There’s no answer. He’s lying very, very still. Unblinking. His one remaining eye, that is. Although the other one’s probably not blinking either.
Suddenly, I’m crying. And screaming. At some point, I must’ve vomited as well, because my shirt is really wet and smells like hell, and I can’t seem to stop screaming.
I’ve killed a man.
When I run out of air, I sit there for a while, staring blankly at nothing. What do I do? I should…turn myself in? Yeah. Probably that. It was self-defense. Self-defense is not murder. Thing is, that sounds an awful lot like something a murderer would say—
My phone rings. My heart explodes. For one ridiculous moment, I’m 100 percent sure it’s the police, like they’ve got some sort of super-sense which alerts them to murders as soon as they’re committed.
I take it out of my pocket. Ibu’s face is on the call screen. Right. Ibu. That makes a lot more sense than the cops calling me. I take a couple of deep breaths and then hit Accept.
“Hello?” My voice comes out wobbly with tears. I close my eyes. I suck at sounding okay. In my defense, I haven’t had much practice trying to sound okay after killing someone.
“Lia? Are you okay?”
I don’t trust myself to speak, not with tears choking my throat, so I just go, “Mm-hmm.”
“I miss you, baby girl,” she says, and oh god, please don’t make me cry right now, because I will never stop. Luckily, she rambles on and says, “Wah, I have so much to tell you. Auntie Janice actually replied to my messages on the family chat. She said you look so pretty, so grown-up—”
I close my eyes again and let myself sag, sinking into the comfort of my mother’s voice as she fills me in on the family gossip. I can’t believe it’s only been a month since I left home. My old life seems like someone else’s. God, what I wouldn’t give to go home and forget everything about Draycott. I just want to go home, and put my head down on Ibu’s lap, and cry forever while she strokes my hair and tells me everything is going to be okay.
Except it’s not, is it? Here’s Ibu, so happy one of my paternal aunts has deigned to reply to her messages after years spent snubbing her. What will it be like for Ibu when the news breaks, when everyone learns that her daughter has killed someone? She’s been through so much already. And what if I get tried as an adult? I don’t know how that works, why some teens are tried as adults. But the odds aren’t good. Me, a half-brown girl, killing a white dude. Nope, definitely not great odds.
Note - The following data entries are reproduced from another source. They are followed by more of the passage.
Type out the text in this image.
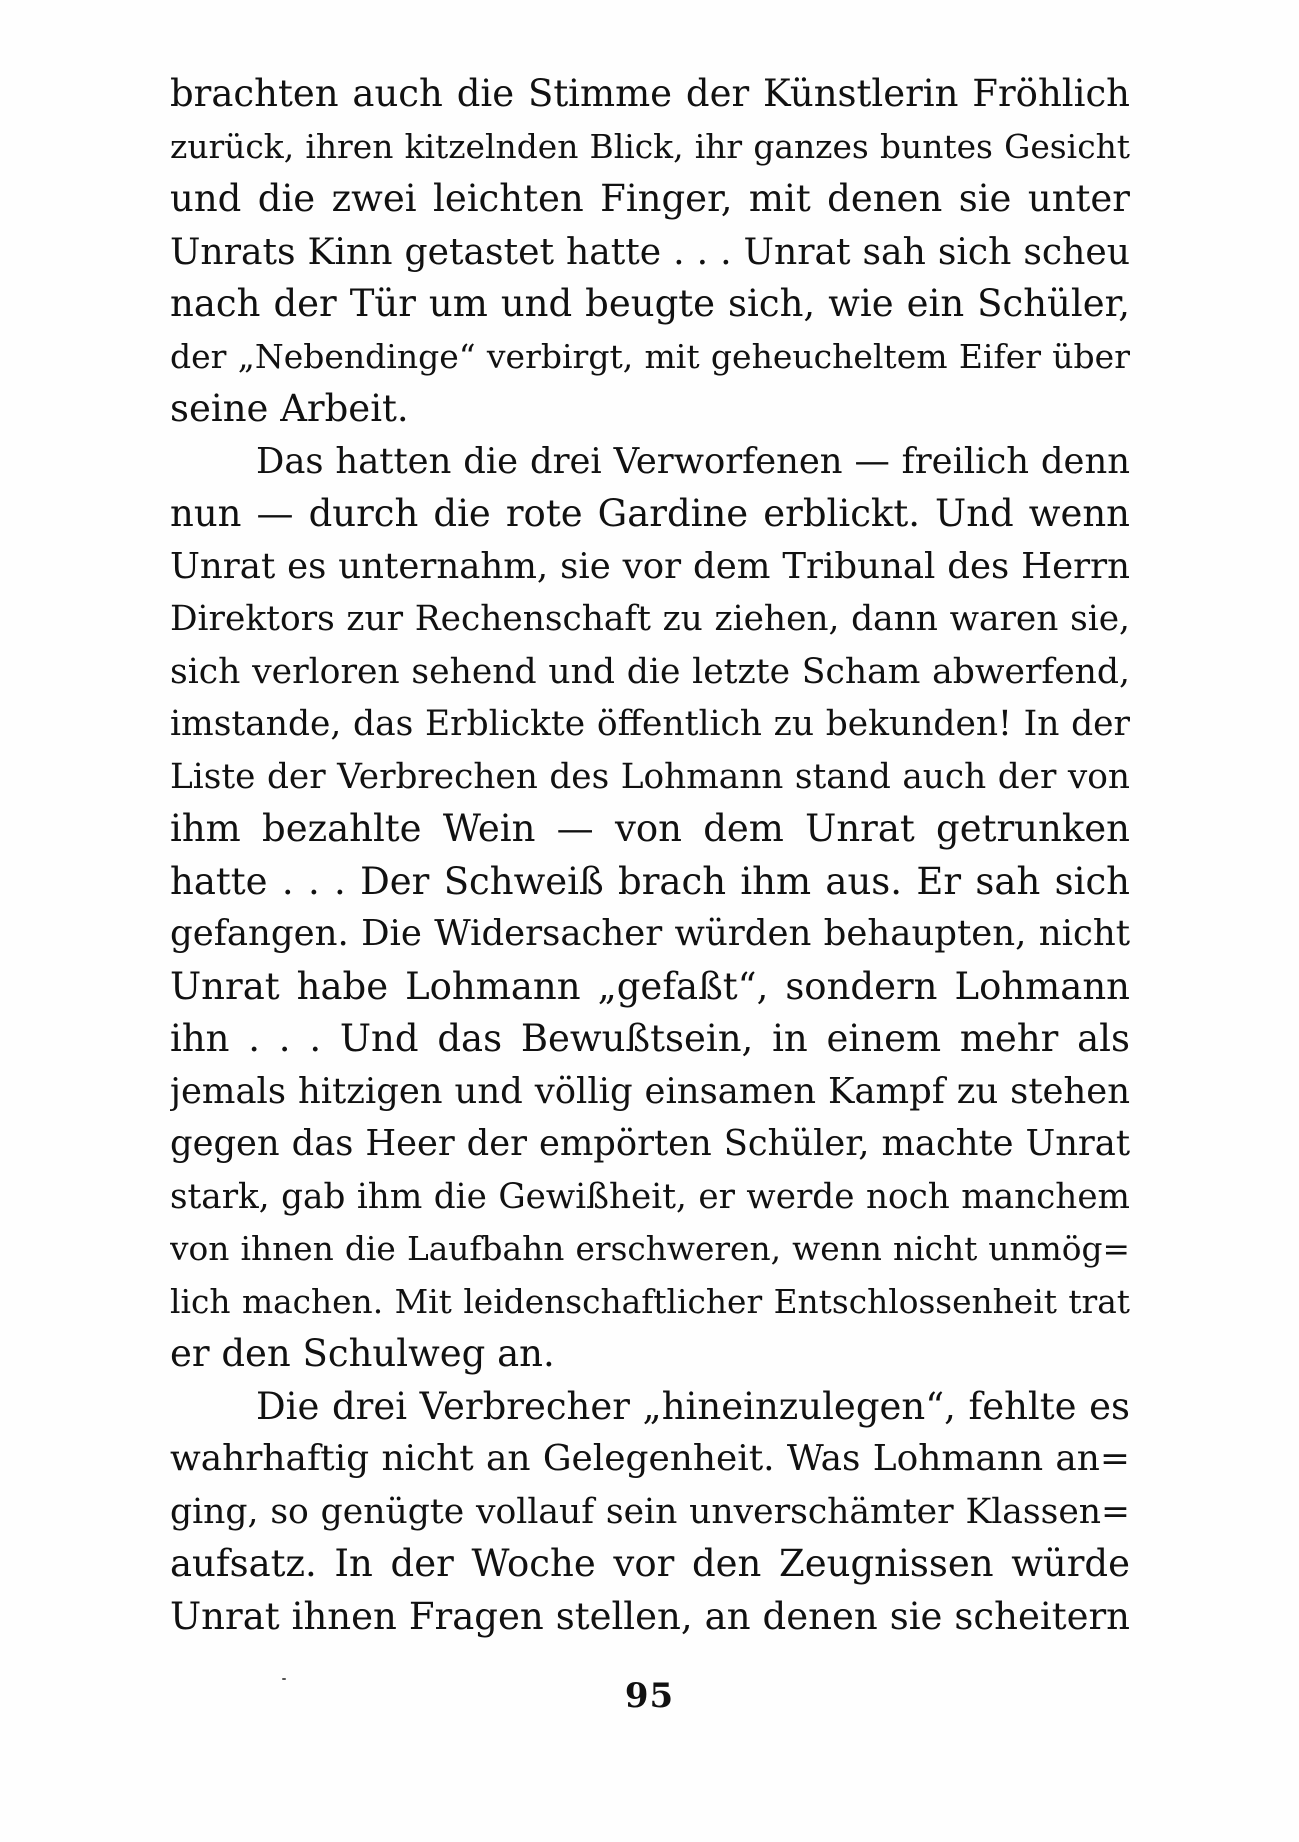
brachten auch die Stimme der Künstlerin Fröhlich
zurück, ihren kitzelnden Blick, ihr ganzes buntes Gesicht
und die zwei leichten Finger, mit denen sie unter
Unrats Kinn getastet hatte . . . Unrat sah sich scheu
nach der Tür um und beugte sich, wie ein Schüler,
der „Nebendinge“ verbirgt, mit geheucheltem Eifer über
seine Arbeit.
Das hatten die drei Verworfenen — freilich denn
nun — durch die rote Gardine erblickt. Und wenn
Unrat es unternahm, sie vor dem Tribunal des Herrn
Direktors zur Rechenschaft zu ziehen, dann waren sie,
sich verloren sehend und die letzte Scham abwerfend,
imstande, das Erblickte öffentlich zu bekunden! In der
Liste der Verbrechen des Lohmann stand auch der von
ihm bezahlte Wein — von dem Unrat getrunken
hatte . . . Der Schweiß brach ihm aus. Er sah sich
gefangen. Die Widersacher würden behaupten, nicht
Unrat habe Lohmann „gefaßt“, sondern Lohmann
ihn . . . Und das Bewußtsein, in einem mehr als
jemals hitzigen und völlig einsamen Kampf zu stehen
gegen das Heer der empörten Schüler, machte Unrat
stark, gab ihm die Gewißheit, er werde noch manchem
von ihnen die Laufbahn erschweren, wenn nicht unmög=
lich machen. Mit leidenschaftlicher Entschlossenheit trat
er den Schulweg an.
Die drei Verbrecher „hineinzulegen“, fehlte es
wahrhaftig nicht an Gelegenheit. Was Lohmann an=
ging, so genügte vollauf sein unverschämter Klassen=
aufsatz. In der Woche vor den Zeugnissen würde
Unrat ihnen Fragen stellen, an denen sie scheitern
95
It’s as though my heart stops beating. My brain shuts down. Blood stops flowing through my veins. It’s like my entire being has hit the reset button. My mind is a complete blank, devoid of every thought. One thing remains. Ibu’s voice, now happily telling me about her side of the family and how one of my myriad cousins has gotten engaged and how we’re going to go back to Jakarta for the wedding next summer. I can finally wear her old kebaya, she says, the one she saved from when she was seventeen. It’s emerald green with gold detail.
My mind clears. When I inhale, my breath’s no longer shaky. I straighten up. “Ibu, I’m sorry, but I gotta go. I’ll call you tomorrow, okay?”
“Okay, be good!”
Too late for that. I hang up and stuff my phone back into my pocket. I know now what I must do.
The body. I need to get rid of it.
The thought makes me ill, but I force myself to keep going down this path. I need to survive this.
Okay. How do I get rid of it? The river? If I could just push it uphill and throw it over the cliff, it’ll go a long way before anyone finds him.
He’s right where I left him. His good eye remains open, and I notice now that there’s a drop of blood on it, spreading across the whites. Oh god, no. I gag and turn away. Okay, just gotta—just gotta do it.
Still averting my eyes, I put my hands under one of Mr. Werner’s arms and pull.